From first .to last, and in the face of smarting
disillusions, we continue to expect good fortune, better
health, and better conduct; and that so confidently, that
we judge it needless to deserve them.
*
'Do I, indeed, lack courage?' inquired Mr. Archer of
himself. 'Courage, the footstool of the virtues, upon
which they stand? Courage, that a poor private carrying a
musket has to spare of; that does not fail a weasel or a
rat; that is a brutish faculty? I to fail there, I wonder?

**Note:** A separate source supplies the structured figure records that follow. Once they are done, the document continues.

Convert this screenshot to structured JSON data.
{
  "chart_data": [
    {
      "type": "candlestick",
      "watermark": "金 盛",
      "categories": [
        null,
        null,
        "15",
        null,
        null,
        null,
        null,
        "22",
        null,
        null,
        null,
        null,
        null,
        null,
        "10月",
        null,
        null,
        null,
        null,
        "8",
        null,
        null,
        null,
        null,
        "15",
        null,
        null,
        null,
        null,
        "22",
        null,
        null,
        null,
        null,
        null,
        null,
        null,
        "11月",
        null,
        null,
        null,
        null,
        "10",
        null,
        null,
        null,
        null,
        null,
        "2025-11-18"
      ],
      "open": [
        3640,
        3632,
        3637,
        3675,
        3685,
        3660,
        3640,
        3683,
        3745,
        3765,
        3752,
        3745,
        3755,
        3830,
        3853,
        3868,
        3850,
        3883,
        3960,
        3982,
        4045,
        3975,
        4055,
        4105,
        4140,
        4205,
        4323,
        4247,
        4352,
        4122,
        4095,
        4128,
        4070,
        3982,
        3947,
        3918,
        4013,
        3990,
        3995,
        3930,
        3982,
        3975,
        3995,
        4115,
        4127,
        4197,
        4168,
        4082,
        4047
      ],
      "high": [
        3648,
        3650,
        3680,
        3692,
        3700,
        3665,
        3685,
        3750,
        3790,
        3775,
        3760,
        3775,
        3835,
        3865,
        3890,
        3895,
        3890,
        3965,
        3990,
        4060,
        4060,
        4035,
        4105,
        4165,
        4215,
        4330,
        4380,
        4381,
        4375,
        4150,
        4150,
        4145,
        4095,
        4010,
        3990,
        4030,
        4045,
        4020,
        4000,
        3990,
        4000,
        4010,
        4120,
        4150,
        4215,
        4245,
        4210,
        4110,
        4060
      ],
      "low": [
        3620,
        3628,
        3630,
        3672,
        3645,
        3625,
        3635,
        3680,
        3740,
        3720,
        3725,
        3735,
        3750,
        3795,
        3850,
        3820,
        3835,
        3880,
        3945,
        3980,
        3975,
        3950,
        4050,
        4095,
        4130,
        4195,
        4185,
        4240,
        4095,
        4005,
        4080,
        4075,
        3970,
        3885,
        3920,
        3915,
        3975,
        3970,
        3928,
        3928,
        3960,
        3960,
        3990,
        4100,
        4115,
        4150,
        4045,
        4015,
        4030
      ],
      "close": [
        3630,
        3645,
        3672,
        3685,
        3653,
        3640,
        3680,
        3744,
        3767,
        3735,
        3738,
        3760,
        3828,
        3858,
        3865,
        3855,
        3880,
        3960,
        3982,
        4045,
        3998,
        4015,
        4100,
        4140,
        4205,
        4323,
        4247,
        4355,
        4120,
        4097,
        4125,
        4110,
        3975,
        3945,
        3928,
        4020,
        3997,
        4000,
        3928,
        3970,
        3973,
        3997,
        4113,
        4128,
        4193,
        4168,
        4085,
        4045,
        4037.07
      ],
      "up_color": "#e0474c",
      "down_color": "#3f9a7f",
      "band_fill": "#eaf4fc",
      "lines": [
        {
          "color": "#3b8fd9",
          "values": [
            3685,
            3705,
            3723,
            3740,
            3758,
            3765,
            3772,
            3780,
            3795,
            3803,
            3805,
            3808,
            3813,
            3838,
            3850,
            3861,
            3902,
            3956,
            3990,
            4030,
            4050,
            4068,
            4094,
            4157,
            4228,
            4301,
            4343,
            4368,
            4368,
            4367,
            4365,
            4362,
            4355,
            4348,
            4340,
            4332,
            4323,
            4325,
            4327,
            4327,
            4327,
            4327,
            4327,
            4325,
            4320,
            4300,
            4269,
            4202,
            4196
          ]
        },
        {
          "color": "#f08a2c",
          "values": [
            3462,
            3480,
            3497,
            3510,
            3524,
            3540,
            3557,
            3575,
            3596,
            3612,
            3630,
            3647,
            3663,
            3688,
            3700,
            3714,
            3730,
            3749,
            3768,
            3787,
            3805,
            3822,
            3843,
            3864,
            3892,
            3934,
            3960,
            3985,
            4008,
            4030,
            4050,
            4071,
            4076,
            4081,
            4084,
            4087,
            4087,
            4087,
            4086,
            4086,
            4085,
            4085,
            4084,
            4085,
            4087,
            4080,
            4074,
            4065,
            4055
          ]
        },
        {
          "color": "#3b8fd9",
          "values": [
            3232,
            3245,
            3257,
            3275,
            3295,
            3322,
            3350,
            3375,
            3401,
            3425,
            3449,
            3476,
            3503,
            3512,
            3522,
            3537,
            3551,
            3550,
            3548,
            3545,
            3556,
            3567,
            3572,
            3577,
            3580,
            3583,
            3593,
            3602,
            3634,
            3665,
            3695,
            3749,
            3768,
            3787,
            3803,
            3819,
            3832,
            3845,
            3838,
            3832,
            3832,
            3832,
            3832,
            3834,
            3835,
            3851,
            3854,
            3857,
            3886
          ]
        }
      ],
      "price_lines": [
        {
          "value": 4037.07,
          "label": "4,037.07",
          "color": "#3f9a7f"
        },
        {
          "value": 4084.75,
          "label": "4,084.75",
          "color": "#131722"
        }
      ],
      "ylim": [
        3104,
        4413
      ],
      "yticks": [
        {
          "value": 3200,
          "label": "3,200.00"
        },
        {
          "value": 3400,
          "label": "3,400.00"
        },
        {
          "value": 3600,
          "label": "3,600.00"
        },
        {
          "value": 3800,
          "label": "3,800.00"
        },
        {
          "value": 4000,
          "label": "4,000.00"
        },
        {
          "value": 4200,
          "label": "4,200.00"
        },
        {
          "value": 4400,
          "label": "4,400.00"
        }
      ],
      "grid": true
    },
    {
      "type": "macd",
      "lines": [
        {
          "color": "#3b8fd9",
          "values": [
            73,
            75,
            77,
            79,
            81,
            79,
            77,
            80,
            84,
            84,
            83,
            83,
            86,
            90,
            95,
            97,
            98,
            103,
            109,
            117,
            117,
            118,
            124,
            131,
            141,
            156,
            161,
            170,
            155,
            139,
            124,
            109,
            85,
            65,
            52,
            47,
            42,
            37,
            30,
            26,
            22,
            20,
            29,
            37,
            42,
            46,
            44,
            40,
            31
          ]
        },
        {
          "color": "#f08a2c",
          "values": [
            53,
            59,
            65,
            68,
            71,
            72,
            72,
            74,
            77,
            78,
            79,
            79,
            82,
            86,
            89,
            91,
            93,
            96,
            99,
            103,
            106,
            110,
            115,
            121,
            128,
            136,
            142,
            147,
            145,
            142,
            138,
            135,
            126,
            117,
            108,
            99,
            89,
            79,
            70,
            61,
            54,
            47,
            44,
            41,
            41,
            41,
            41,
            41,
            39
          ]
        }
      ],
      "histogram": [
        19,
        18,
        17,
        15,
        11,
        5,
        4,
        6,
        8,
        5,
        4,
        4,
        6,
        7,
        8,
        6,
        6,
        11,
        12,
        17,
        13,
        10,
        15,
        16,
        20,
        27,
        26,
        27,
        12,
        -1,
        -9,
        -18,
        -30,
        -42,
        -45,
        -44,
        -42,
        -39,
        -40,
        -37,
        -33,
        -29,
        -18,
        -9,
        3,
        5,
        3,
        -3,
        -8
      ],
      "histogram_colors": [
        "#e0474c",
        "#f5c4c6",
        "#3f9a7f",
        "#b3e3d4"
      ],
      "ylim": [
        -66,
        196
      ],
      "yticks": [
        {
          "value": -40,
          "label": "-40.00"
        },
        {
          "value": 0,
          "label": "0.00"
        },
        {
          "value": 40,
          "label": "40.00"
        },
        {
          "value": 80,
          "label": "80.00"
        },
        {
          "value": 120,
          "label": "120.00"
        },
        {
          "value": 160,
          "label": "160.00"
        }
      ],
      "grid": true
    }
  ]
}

But what is courage? The constancy to endure oneself or to
see others suffer? The itch of ill-advised activity: mere
shuttle-wittedness, or to be still and patient? To inquire
of the significance of words is to rob ourselves of what we
seem to know, and yet, of all things, certainly to stand
still is the least heroic.'
*
To be what we are, and to become what we are capable of
becoming, is the only end of life.
*
But let the man learn to love a woman as far as he is
capable of love; and for this random affection of the body
there is substituted a steady determination, a consent of
all his powers and faculties, which supersedes, adopts, and
commands the others. The desire survives, strengthened,
perhaps, but taught obedience, and changed in scope and
character. Life is no longer a tale of betrayals and
regrets; for the man now lives as a whole; his
consciousness now moves on uninterrupted like a river;
through all the extremes and ups and downs of passion, he
remains approvingly conscious of himself.